Quality-Diversity in Problems with Composite Solutions: a Case Study on Body-Brain Robot Optimization

Type:

Jour

Authors:

Eric Medvet, Samuele Lippolis, Giorgia Nadizar

In:

Genetic Programming and Evolvable Machines (GENP)
(rank Q3 in Computer Science Applications)

Year:

2025

Notes:

To appear

Links and material:

Abstract #

When considering those optimization problems where the solution is a combination of two parts, as, e.g., the concurrent optimization of the body and the brain of a robotic agent, one might want to solve them “in a quality-diversity (QD) way”, i.e., obtaining not just one very good solution, but a set of good and diverse solutions. We call them QD composite problems, and we propose a general formulation for them, as well as a set of indexes useful for comprehensively assessing solutions by measuring both quality and diversity. We experimentally compare a few QD evolutionary algorithms (EAs) on a case study of body-brain optimization of simulated robots, including several variants of MAP-elites (ME), a popular and effective EA for QD. We also propose a novel ME variant, called coevolutionary MAP-elites (CoME), that internally employs two populations, one for each part of the solution, and enforces diversity on them through user-provided descriptors, as the underlying ME does.
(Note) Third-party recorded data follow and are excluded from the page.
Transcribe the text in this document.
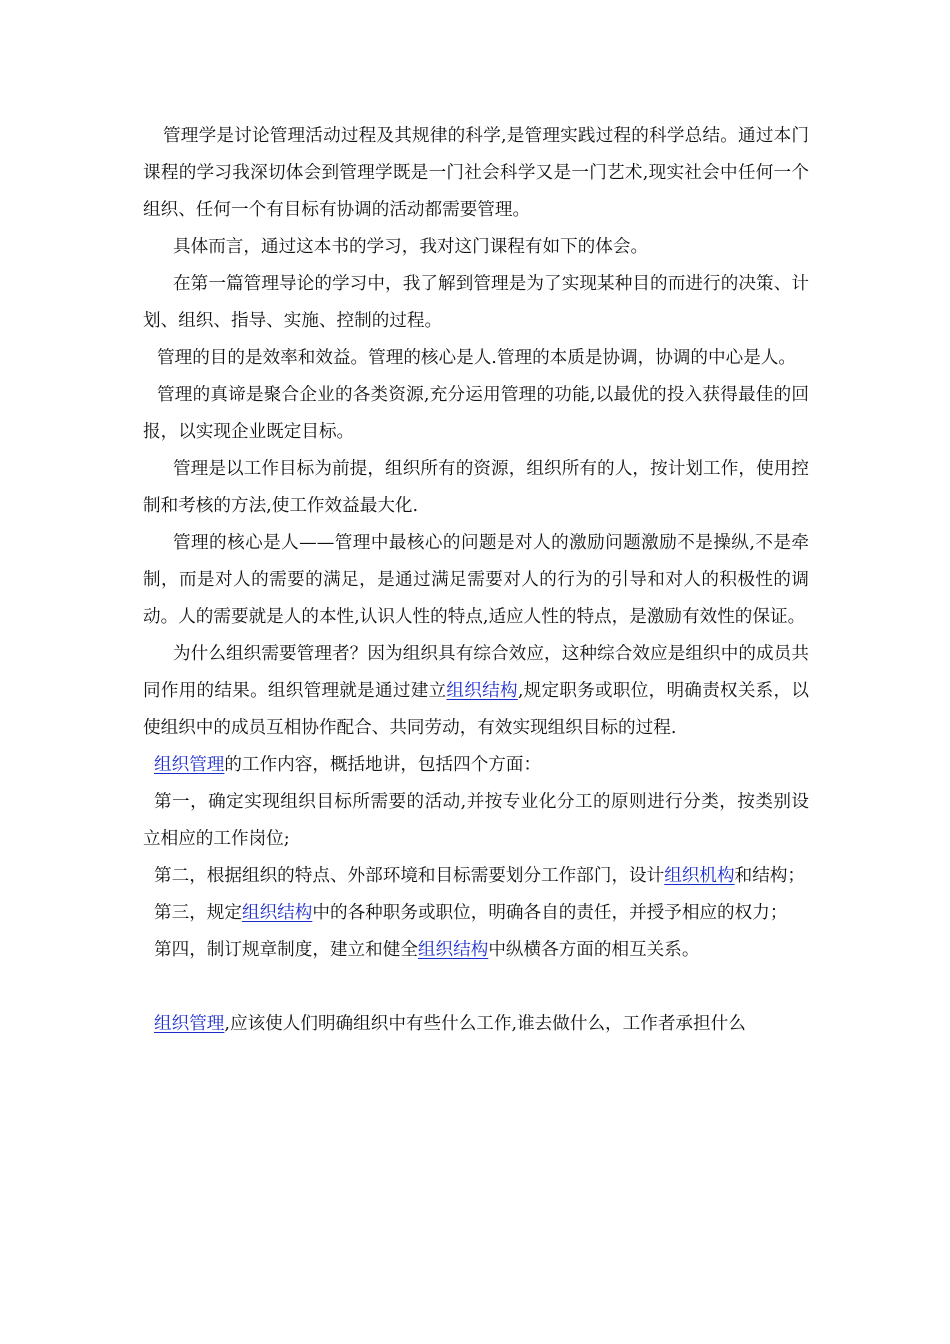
管理学是讨论管理活动过程及其规律的科学,是管理实践过程的科学总结。通过本门课程的学习我深切体会到管理学既是一门社会科学又是一门艺术,现实社会中任何一个组织、任何一个有目标有协调的活动都需要管理。

具体而言，通过这本书的学习，我对这门课程有如下的体会。

在第一篇管理导论的学习中，我了解到管理是为了实现某种目的而进行的决策、计划、组织、指导、实施、控制的过程。

管理的目的是效率和效益。管理的核心是人.管理的本质是协调，协调的中心是人。

管理的真谛是聚合企业的各类资源,充分运用管理的功能,以最优的投入获得最佳的回报，以实现企业既定目标。

管理是以工作目标为前提，组织所有的资源，组织所有的人，按计划工作，使用控制和考核的方法,使工作效益最大化.

管理的核心是人——管理中最核心的问题是对人的激励问题激励不是操纵,不是牵制，而是对人的需要的满足，是通过满足需要对人的行为的引导和对人的积极性的调动。人的需要就是人的本性,认识人性的特点,适应人性的特点，是激励有效性的保证。

为什么组织需要管理者？因为组织具有综合效应，这种综合效应是组织中的成员共同作用的结果。组织管理就是通过建立组织结构,规定职务或职位，明确责权关系，以使组织中的成员互相协作配合、共同劳动，有效实现组织目标的过程.

组织管理的工作内容，概括地讲，包括四个方面：

第一，确定实现组织目标所需要的活动,并按专业化分工的原则进行分类，按类别设立相应的工作岗位;

第二，根据组织的特点、外部环境和目标需要划分工作部门，设计组织机构和结构；

第三，规定组织结构中的各种职务或职位，明确各自的责任，并授予相应的权力；

第四，制订规章制度，建立和健全组织结构中纵横各方面的相互关系。

组织管理,应该使人们明确组织中有些什么工作,谁去做什么，工作者承担什么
CoME, instead of blindly combining all the respective parts to obtain full solutions, adopts a specific mapping strategy that is based on the location of each solution part in the respective descriptors space. The results of our comparative analysis show that ME works well in QD composite problems, but only if two archives, instead of just one, are employed, one for each part of the solution. Moreover, we show that the use of multi-archive variants of ME, e.g., CoME, can provide insights on the interplay between the two parts of the solution for the problem at hand, shedding light on key dynamics in co-evolution.